Maryland, USA: A research team with National Institutes of Health funding has created a smartphone app that can track and examine a person’s locomotion—their capacity to move from one place to another—and other types of movements. Human motion analysis is used to evaluate patients with movement difficulties, to help clinicians plan surgery, and to assess the results of treatment procedures. The research team believes that using the app costs about 1% of conventional motion analysis techniques and works 25 times faster. The study appears in PLOS Computational Biology.

Researchers tested their app, called OpenCap, with 100 participants. Using two or more smart phones, the app recorded sufficient quality videos to allow for web-based, artificial intelligence analysis of muscle activations, joint loads and joint movements. Data collection took 10 hours for the 100 participants, and computation of results took 31 hours. Traditionally, locomotion analysis requires fixed lab space and more than $150,000 worth of equipment, including eight or more specialized cameras to capture three-dimensional images. The captured data also takes several days to analyze by a trained expert.

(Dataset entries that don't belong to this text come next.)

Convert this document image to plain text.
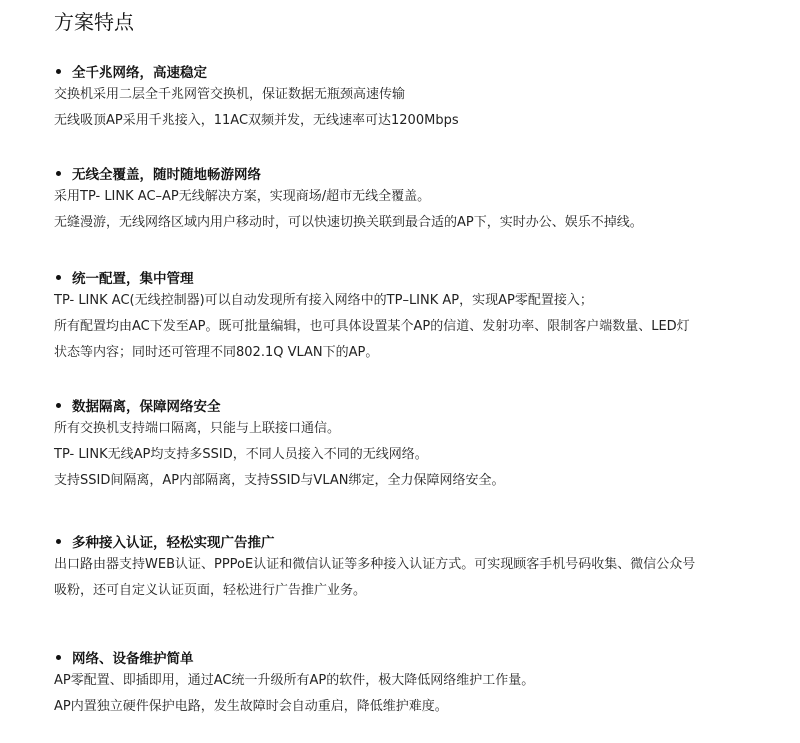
方案特点
全千兆网络，高速稳定

交换机采用二层全千兆网管交换机，保证数据无瓶颈高速传输

无线吸顶AP采用千兆接入，11AC双频并发，无线速率可达1200Mbps

无线全覆盖，随时随地畅游网络

采用TP- LINK AC–AP无线解决方案，实现商场/超市无线全覆盖。

无缝漫游，无线网络区域内用户移动时，可以快速切换关联到最合适的AP下，实时办公、娱乐不掉线。

统一配置，集中管理

TP- LINK AC(无线控制器)可以自动发现所有接入网络中的TP–LINK AP，实现AP零配置接入；

所有配置均由AC下发至AP。既可批量编辑，也可具体设置某个AP的信道、发射功率、限制客户端数量、LED灯

状态等内容；同时还可管理不同802.1Q VLAN下的AP。

数据隔离，保障网络安全

所有交换机支持端口隔离，只能与上联接口通信。

TP- LINK无线AP均支持多SSID，不同人员接入不同的无线网络。

支持SSID间隔离，AP内部隔离，支持SSID与VLAN绑定，全力保障网络安全。

多种接入认证，轻松实现广告推广

出口路由器支持WEB认证、PPPoE认证和微信认证等多种接入认证方式。可实现顾客手机号码收集、微信公众号

吸粉，还可自定义认证页面，轻松进行广告推广业务。

网络、设备维护简单

AP零配置、即插即用，通过AC统一升级所有AP的软件，极大降低网络维护工作量。

AP内置独立硬件保护电路，发生故障时会自动重启，降低维护难度。
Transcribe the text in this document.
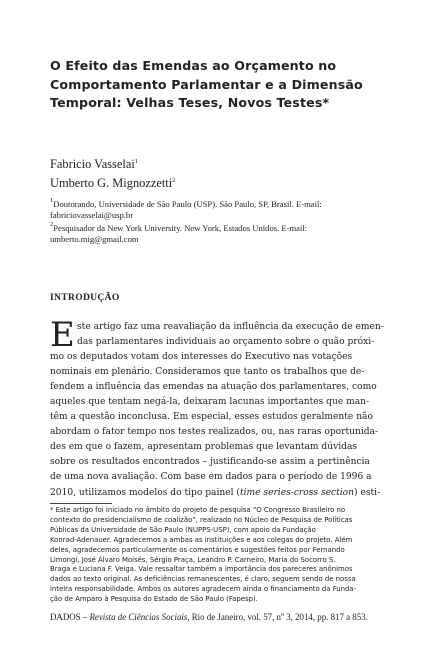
O Efeito das Emendas ao Orçamento no
Comportamento Parlamentar e a Dimensão
Temporal: Velhas Teses, Novos Testes*
Fabricio Vasselai$^1$
Umberto G. Mignozzetti$^2$
$^1$Doutorando, Universidade de São Paulo (USP). São Paulo, SP, Brasil. E-mail:
fabriciovasselai@usp.br
$^2$Pesquisador da New York University. New York, Estados Unidos. E-mail:
umberto.mig@gmail.com
INTRODUÇÃO
E ste artigo faz uma reavaliação da influência da execução de emen-
das parlamentares individuais ao orçamento sobre o quão próxi-
mo os deputados votam dos interesses do Executivo nas votações
nominais em plenário. Consideramos que tanto os trabalhos que de-
fendem a influência das emendas na atuação dos parlamentares, como
aqueles que tentam negá-la, deixaram lacunas importantes que man-
têm a questão inconclusa. Em especial, esses estudos geralmente não
abordam o fator tempo nos testes realizados, ou, nas raras oportunida-
des em que o fazem, apresentam problemas que levantam dúvidas
sobre os resultados encontrados – justificando-se assim a pertinência
de uma nova avaliação. Com base em dados para o período de 1996 a
2010, utilizamos modelos do tipo painel (time series-cross section) esti-
* Este artigo foi iniciado no âmbito do projeto de pesquisa “O Congresso Brasileiro no
contexto do presidencialismo de coalizão”, realizado no Núcleo de Pesquisa de Políticas
Públicas da Universidade de São Paulo (NUPPS-USP), com apoio da Fundação
Konrad-Adenauer. Agradecemos a ambas as instituições e aos colegas do projeto. Além
deles, agradecemos particularmente os comentários e sugestões feitos por Fernando
Limongi, José Álvaro Moisés, Sérgio Praça, Leandro P. Carneiro, Maria do Socorro S.
Braga e Luciana F. Veiga. Vale ressaltar também a importância dos pareceres anônimos
dados ao texto original. As deficiências remanescentes, é claro, seguem sendo de nossa
inteira responsabilidade. Ambos os autores agradecem ainda o financiamento da Funda-
ção de Amparo à Pesquisa do Estado de São Paulo (Fapesp).
DADOS – Revista de Ciências Sociais, Rio de Janeiro, vol. 57, $n^o$ 3, 2014, pp. 817 a 853.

While current technology is too expensive for routine clinical use, according to the investigators, the app could potentially be used to help screen for disease risk, inform rehabilitation decisions, and track improvements in motion following treatment.

The study was conducted by Scott L. Delp, Ph.D., of Stanford University, and colleagues. NIH funding was provided by the Eunice Kennedy Shriver National Institute of Child Health and Human Development (NICHD), National Institute of Biomedical Imaging and Bioengineering (NIBIB) and National Institute of Neurological Disorders and Stroke (NINDS).